A curta: Sou jornalista com 25 anos de experiência, tenho 5 livros autorais publicados, 3 livros entregues como ghostwriter e 38 longos relatos sobre maternidade, além de artigos, contos em antologias, críticas literárias e uma newsletter, o Tanquinho de Areia, onde escrevo livremente. Dedico-me em tempo integral à escrita criativa, crítica literária e ao ghostwriting para livros de memórias, biografias/autobiografias, autoficção e livros de histórias familiares ou empresariais.
A longa:
Nasci em 1980 em São Paulo. Aos 9 anos, escrevi minha primeira poesia, muito elogiada pela Tia Lígia. Meu primeiro livro foi escrito aos 17 anos: minha autobiografia, como trabalho de conclusão da escola. Ali percebi que a escrita faria parte da minha vida para sempre…

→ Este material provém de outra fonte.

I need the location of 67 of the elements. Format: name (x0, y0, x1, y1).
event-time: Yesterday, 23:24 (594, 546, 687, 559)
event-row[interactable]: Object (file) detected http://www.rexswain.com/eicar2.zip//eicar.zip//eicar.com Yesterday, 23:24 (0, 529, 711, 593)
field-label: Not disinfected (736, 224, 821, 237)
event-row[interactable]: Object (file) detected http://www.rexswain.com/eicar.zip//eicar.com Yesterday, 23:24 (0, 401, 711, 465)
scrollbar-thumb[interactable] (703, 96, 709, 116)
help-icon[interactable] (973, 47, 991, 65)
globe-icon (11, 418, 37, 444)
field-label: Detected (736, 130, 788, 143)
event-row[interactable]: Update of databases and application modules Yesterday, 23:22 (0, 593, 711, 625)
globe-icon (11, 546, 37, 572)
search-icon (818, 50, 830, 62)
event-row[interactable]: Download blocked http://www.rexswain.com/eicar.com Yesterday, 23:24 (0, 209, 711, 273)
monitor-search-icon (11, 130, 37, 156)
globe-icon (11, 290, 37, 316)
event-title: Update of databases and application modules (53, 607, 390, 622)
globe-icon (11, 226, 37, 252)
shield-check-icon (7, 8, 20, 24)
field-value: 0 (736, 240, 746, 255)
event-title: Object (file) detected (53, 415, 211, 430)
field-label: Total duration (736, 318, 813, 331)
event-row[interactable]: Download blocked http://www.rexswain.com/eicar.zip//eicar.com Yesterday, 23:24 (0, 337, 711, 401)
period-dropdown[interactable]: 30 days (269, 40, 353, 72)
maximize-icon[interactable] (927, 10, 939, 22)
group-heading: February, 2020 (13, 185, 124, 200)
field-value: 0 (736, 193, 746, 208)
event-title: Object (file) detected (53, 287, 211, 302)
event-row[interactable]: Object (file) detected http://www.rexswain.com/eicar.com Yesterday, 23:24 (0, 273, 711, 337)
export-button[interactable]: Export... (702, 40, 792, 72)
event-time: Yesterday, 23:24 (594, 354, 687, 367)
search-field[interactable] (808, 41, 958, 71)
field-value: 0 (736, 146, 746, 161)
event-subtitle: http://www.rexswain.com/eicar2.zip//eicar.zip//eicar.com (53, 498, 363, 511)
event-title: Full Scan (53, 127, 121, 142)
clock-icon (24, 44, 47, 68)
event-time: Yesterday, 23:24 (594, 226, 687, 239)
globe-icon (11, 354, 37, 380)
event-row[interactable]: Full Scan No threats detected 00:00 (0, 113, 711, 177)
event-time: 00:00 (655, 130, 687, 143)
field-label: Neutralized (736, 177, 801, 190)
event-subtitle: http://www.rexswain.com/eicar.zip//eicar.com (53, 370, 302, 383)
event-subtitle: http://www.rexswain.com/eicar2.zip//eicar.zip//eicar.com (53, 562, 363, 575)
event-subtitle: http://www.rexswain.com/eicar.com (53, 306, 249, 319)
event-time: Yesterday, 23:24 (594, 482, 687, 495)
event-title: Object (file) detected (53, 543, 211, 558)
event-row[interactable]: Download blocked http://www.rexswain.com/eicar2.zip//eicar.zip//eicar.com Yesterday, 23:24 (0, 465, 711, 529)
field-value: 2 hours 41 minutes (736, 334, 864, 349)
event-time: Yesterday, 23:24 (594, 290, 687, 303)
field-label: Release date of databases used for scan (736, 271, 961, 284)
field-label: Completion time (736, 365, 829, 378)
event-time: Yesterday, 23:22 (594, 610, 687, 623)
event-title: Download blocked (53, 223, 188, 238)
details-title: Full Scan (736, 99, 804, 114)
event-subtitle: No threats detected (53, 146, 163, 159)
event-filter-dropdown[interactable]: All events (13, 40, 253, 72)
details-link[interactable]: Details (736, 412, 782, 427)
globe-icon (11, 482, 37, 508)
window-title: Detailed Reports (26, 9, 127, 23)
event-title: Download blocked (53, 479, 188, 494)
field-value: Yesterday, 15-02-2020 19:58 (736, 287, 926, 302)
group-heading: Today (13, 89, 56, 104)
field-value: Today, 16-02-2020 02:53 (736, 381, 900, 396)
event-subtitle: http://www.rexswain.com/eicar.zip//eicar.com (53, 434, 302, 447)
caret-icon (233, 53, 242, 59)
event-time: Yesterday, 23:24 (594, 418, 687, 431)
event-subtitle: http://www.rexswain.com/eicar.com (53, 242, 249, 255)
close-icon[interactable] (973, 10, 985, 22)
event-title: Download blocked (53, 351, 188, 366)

Por isso fiz faculdade de jornalismo na PUC-SP e trabalhei alguns anos como redatora e editora internacional, tradutora e revisora. Continuei escrevendo textos autorais em paralelo.
Mantive um blog por muitos anos, falando bastante do meu umbigo, o que, para minha surpresa, interessou muita gente. Comecei a publicar textos curtos em e-zines e coletâneas.
Em 2004 fui morar em Londres. Trabalhei como trainee no jornal The Times e estudei a imprensa britânica. A audiência do blog crescia.
Voltei ao Brasil, casei e tive meu primeiro filho, Leonardo. Com ele, uma depressão pós-parto (DPP) que seria a base do meu livro autoral de não-ficção, o Entressafras.
Em 2013 fui morar em Nova York e lá tive minha segunda filha, a Catarina. Em 2017, quando tudo parecia se estabilizar e eu voltaria a trabalhar… fomos morar em Paris.
Após um período de adaptação, voltei a escrever. Foi logo depois de maratonar a tetralogia da Elena Ferrante. Era um feriado em 2018, meu marido havia viajado com as crianças e montei um novo blog.
Em 2019 arrumei um trabalho em Paris como produtora de eventos. Pouco escrevi até a Covid. Com a pandemia, o setor de eventos congelou e, com o tempo livre, voltei a escrever. Foi aí que tive a “virada de chave”: decidi que não deixaria mais a escrita ser consumida pelo caos da vida e daria um jeito de dar-lhe uma cadeira cativa.
Dali até 2024, levei uma rotina que incluía trabalho, escrita, crianças e casa. Publiquei quatro livros em quatro anos. Criei um perfil no Instagram em que publiquei 38 longas histórias de mulheres que passaram por depressão pós-parto e foram a fundação da minha carreira como ghostwriter. O perfil cresceu organicamente e me rendeu contatos valiosíssimos, convites para palestras sobre o assunto e até entrevistas para a mídia.
Com tanta coisa nas costas e decidida a não deixar meu sonho para segundo plano, em 2024 pedi demissão.
Passei a escrever loucamente. Em 2025 lancei meu 5º livro e fechei o contrato do primeiro trabalho como ghostwriter. O segundo e o terceiro projetos vieram logo em seguida. Meu 6º livro autoral está praticamente pronto e o 7º, um infantil, já está com a editora. Estou desenvolvendo um 8º e deixando minha agenda aberta para novos projetos como ghostwriter. Quem sabe será o seu?
Ah! Tem a versão curtíssima da minha bio: Sou escritora e descobri que dá para viver da minha paixão.